Do NOT forget a Urinalysis
Proteinuria, hematuria, myoglobinuria, or granular casts provide evidence of acute renal failure or rhabdomyolysis.
Urine specific gravity typically is increased. Did you know as Dr. Goljan said to me how important a urine analysis is????

Do NOT forget to get a chest radiography
Perform chest radiography (CXR) to evaluate for ARDS, aspiration, and pneumonia.
CXR may be useful in excluding differential diagnoses (eg, thermal myocardial dysfunction, which may result in a pulmonary edema pattern on CXR film despite dehydration).
Also, the brain is definitely affected… so get or “pick” a CT scan of the head
Evaluate for CNS edema and hemorrhage.
This test is important to exclude differential diagnoses in patients with altered level of consciousness.
Do not forget also a rectal thermometer probe for constant core temperature monitoring.
As far as meds go, they may ask you what meds NOT to give. Think about it. First thing is “eliminate” the anti-cholinergics! Do you really want to STOP sweating in a patient with hyperthermia??? Use your common sense too.. Avoid several drugs, including those anticholinergics (decrease sweating), alpha-adrenergic agonists (increase peripheral resistance without increasing cardiac output), and antipyretics.

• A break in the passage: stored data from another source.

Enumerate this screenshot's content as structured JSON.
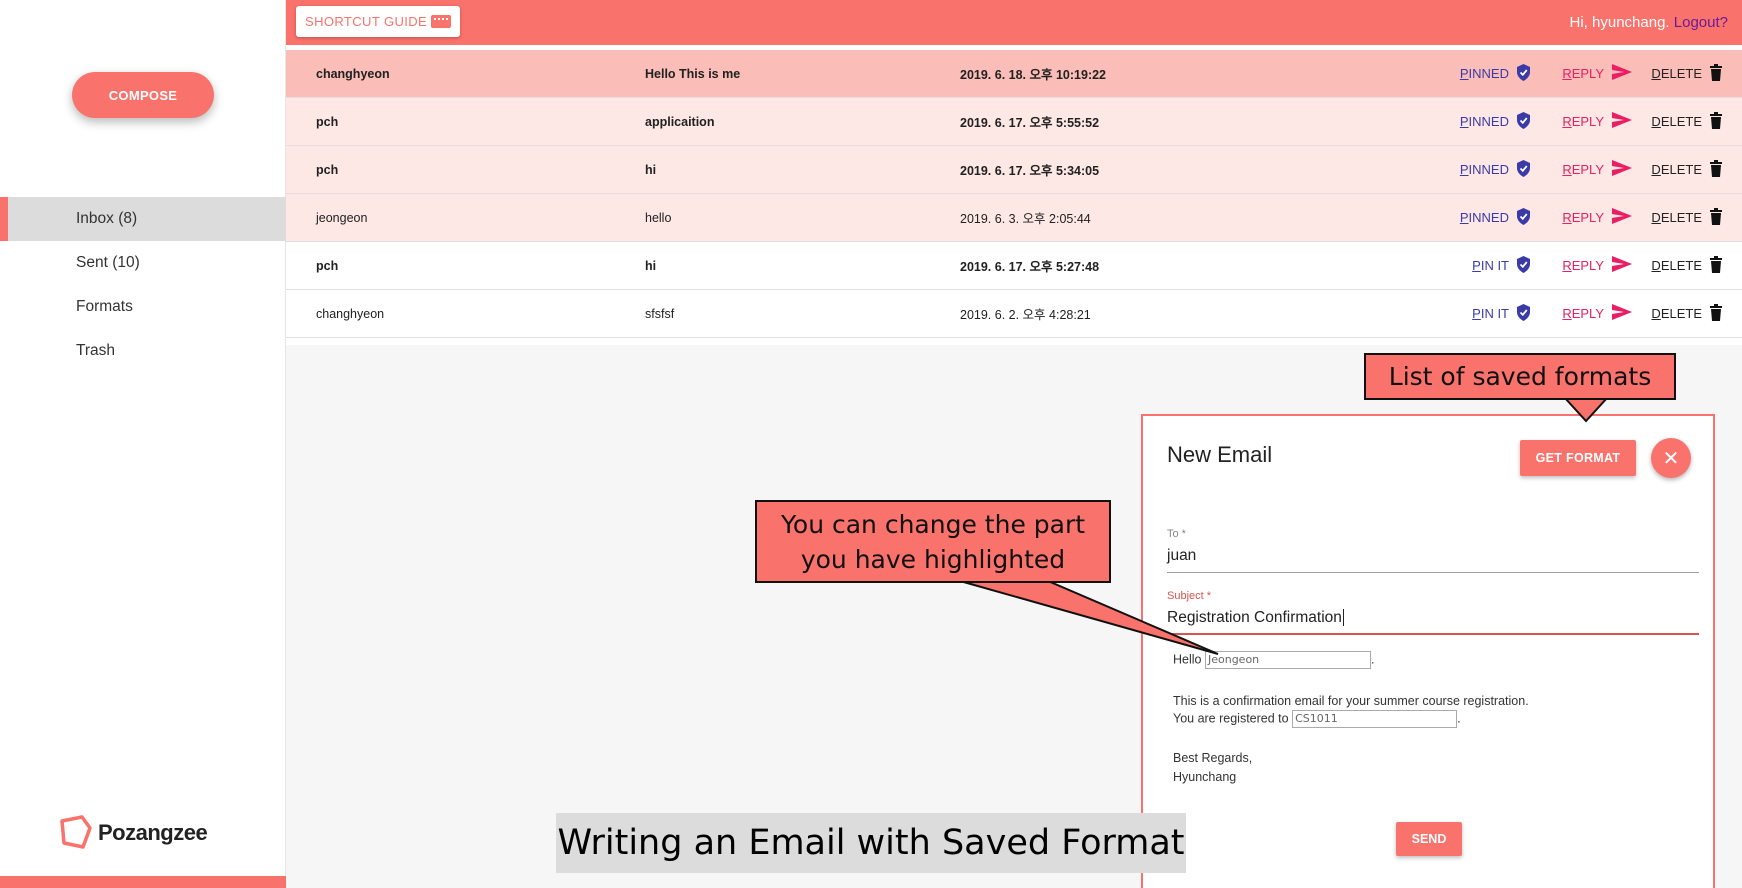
{
  "sidebar": {
    "compose_label": "COMPOSE",
    "nav": [
      {
        "label": "Inbox (8)",
        "active": true
      },
      {
        "label": "Sent (10)",
        "active": false
      },
      {
        "label": "Formats",
        "active": false
      },
      {
        "label": "Trash",
        "active": false
      }
    ],
    "logo_text": "Pozangzee"
  },
  "topbar": {
    "shortcut_label": "SHORTCUT GUIDE",
    "greeting": "Hi, hyunchang.",
    "logout_label": "Logout?"
  },
  "mails": [
    {
      "sender": "changhyeon",
      "subject": "Hello This is me",
      "date": "2019. 6. 18. 오후 10:19:22",
      "pin": "PINNED",
      "reply": "REPLY",
      "delete": "DELETE",
      "state": "highlight",
      "bold": true
    },
    {
      "sender": "pch",
      "subject": "applicaition",
      "date": "2019. 6. 17. 오후 5:55:52",
      "pin": "PINNED",
      "reply": "REPLY",
      "delete": "DELETE",
      "state": "pinned",
      "bold": true
    },
    {
      "sender": "pch",
      "subject": "hi",
      "date": "2019. 6. 17. 오후 5:34:05",
      "pin": "PINNED",
      "reply": "REPLY",
      "delete": "DELETE",
      "state": "pinned",
      "bold": true
    },
    {
      "sender": "jeongeon",
      "subject": "hello",
      "date": "2019. 6. 3. 오후 2:05:44",
      "pin": "PINNED",
      "reply": "REPLY",
      "delete": "DELETE",
      "state": "pinned",
      "bold": false
    },
    {
      "sender": "pch",
      "subject": "hi",
      "date": "2019. 6. 17. 오후 5:27:48",
      "pin": "PIN IT",
      "reply": "REPLY",
      "delete": "DELETE",
      "state": "normal",
      "bold": true
    },
    {
      "sender": "changhyeon",
      "subject": "sfsfsf",
      "date": "2019. 6. 2. 오후 4:28:21",
      "pin": "PIN IT",
      "reply": "REPLY",
      "delete": "DELETE",
      "state": "normal",
      "bold": false
    }
  ],
  "dialog": {
    "title": "New Email",
    "get_format_label": "GET FORMAT",
    "close_symbol": "✕",
    "to_label": "To *",
    "to_value": "juan",
    "subject_label": "Subject *",
    "subject_value": "Registration Confirmation",
    "body": {
      "greeting": "Hello",
      "name_field": "Jeongeon",
      "line1": "This is a confirmation email for your summer course registration.",
      "line2": "You are registered to",
      "course_field": "CS1011",
      "closing1": "Best Regards,",
      "closing2": "Hyunchang"
    },
    "send_label": "SEND"
  },
  "annotations": {
    "formats_callout": "List of saved formats",
    "highlight_callout_line1": "You can change the part",
    "highlight_callout_line2": "you have highlighted",
    "caption": "Writing an Email with Saved Format"
  },
  "colors": {
    "accent": "#f9726b",
    "pinned_row": "#fde8e6",
    "highlight_row": "#fbbdb7",
    "pin_text": "#3a3aa8",
    "reply_text": "#e91e63"
  }
}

There are a lot of management questions like giving them an “ice bath” and stuff, but that is more Step 2 than Step 1. But listen carefully, Board is heavy on Most Commons, D5 (Dextrose in water), as Dr. Goljan said to me, is basically giving them only water…95% is pure H20. Since tonicity is the problem too, the best choice is Normal Saline. OK? It is so readily available, you do not have to do calculations, and it WILL work, and you will see in clinics when YOU ALL become a doctor, that NS is used. I know others “could” be used, but normal saline is in every single hospital room and you will see it hanging on just about everyone’s bed. Yeah, yeah, I know Lactate Ringer’s could work, but usually pick that when you are given a case of like someone in an abdominal surgical trauma, where pH is more important. Again, NS is the best answer. Trust me on this…

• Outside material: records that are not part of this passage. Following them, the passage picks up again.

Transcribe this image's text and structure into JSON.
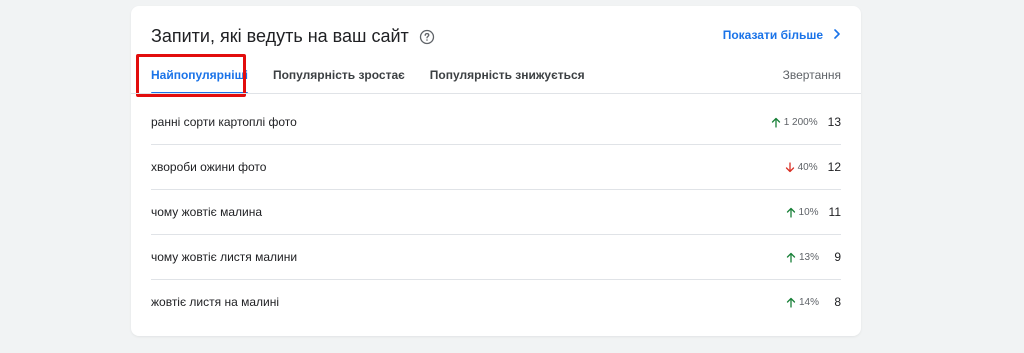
{
  "card": {
    "title": "Запити, які ведуть на ваш сайт",
    "show_more": "Показати більше"
  },
  "tabs": [
    {
      "label": "Найпопулярніші",
      "active": true
    },
    {
      "label": "Популярність зростає",
      "active": false
    },
    {
      "label": "Популярність знижується",
      "active": false
    }
  ],
  "column_header": "Звертання",
  "rows": [
    {
      "query": "ранні сорти картоплі фото",
      "direction": "up",
      "change": "1 200%",
      "count": "13"
    },
    {
      "query": "хвороби ожини фото",
      "direction": "down",
      "change": "40%",
      "count": "12"
    },
    {
      "query": "чому жовтіє малина",
      "direction": "up",
      "change": "10%",
      "count": "11"
    },
    {
      "query": "чому жовтіє листя малини",
      "direction": "up",
      "change": "13%",
      "count": "9"
    },
    {
      "query": "жовтіє листя на малині",
      "direction": "up",
      "change": "14%",
      "count": "8"
    }
  ],
  "colors": {
    "accent": "#1a73e8",
    "up_arrow": "#188038",
    "down_arrow": "#d93025",
    "highlight": "#e20d0d"
  }
}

Now, what the boards MAY FOOL you on is, HOW MUCH normal saline is needed. It is a Step 1 question, not only for Step 2. In fact, I will admit that I PERSONALLY on my own test got a “How much Normal Saline in liters?” needed to be given to a patient, and I had to consider the Total Body Water, Intracellular place, Extracellular space, etc. KNOW fluids COLD. Recall, we are mostly “fluids.”… eh? J Love, Tommy

tommyk
05-20-2006, 04:45 AM
Dear md90 and the other smarties,

After MUCH thought and talking to my team (Team A) in IM, I can accept 5% Dextrose in half normal saline over about 5 hours. Normal saline will work and is so often used because of cost and availability, and it is so easy to administer. BUT, you all make a GREAT SMART point. Again, after much thought, the 5% Dextrose in half normal saline over 5 hours should be acceptable.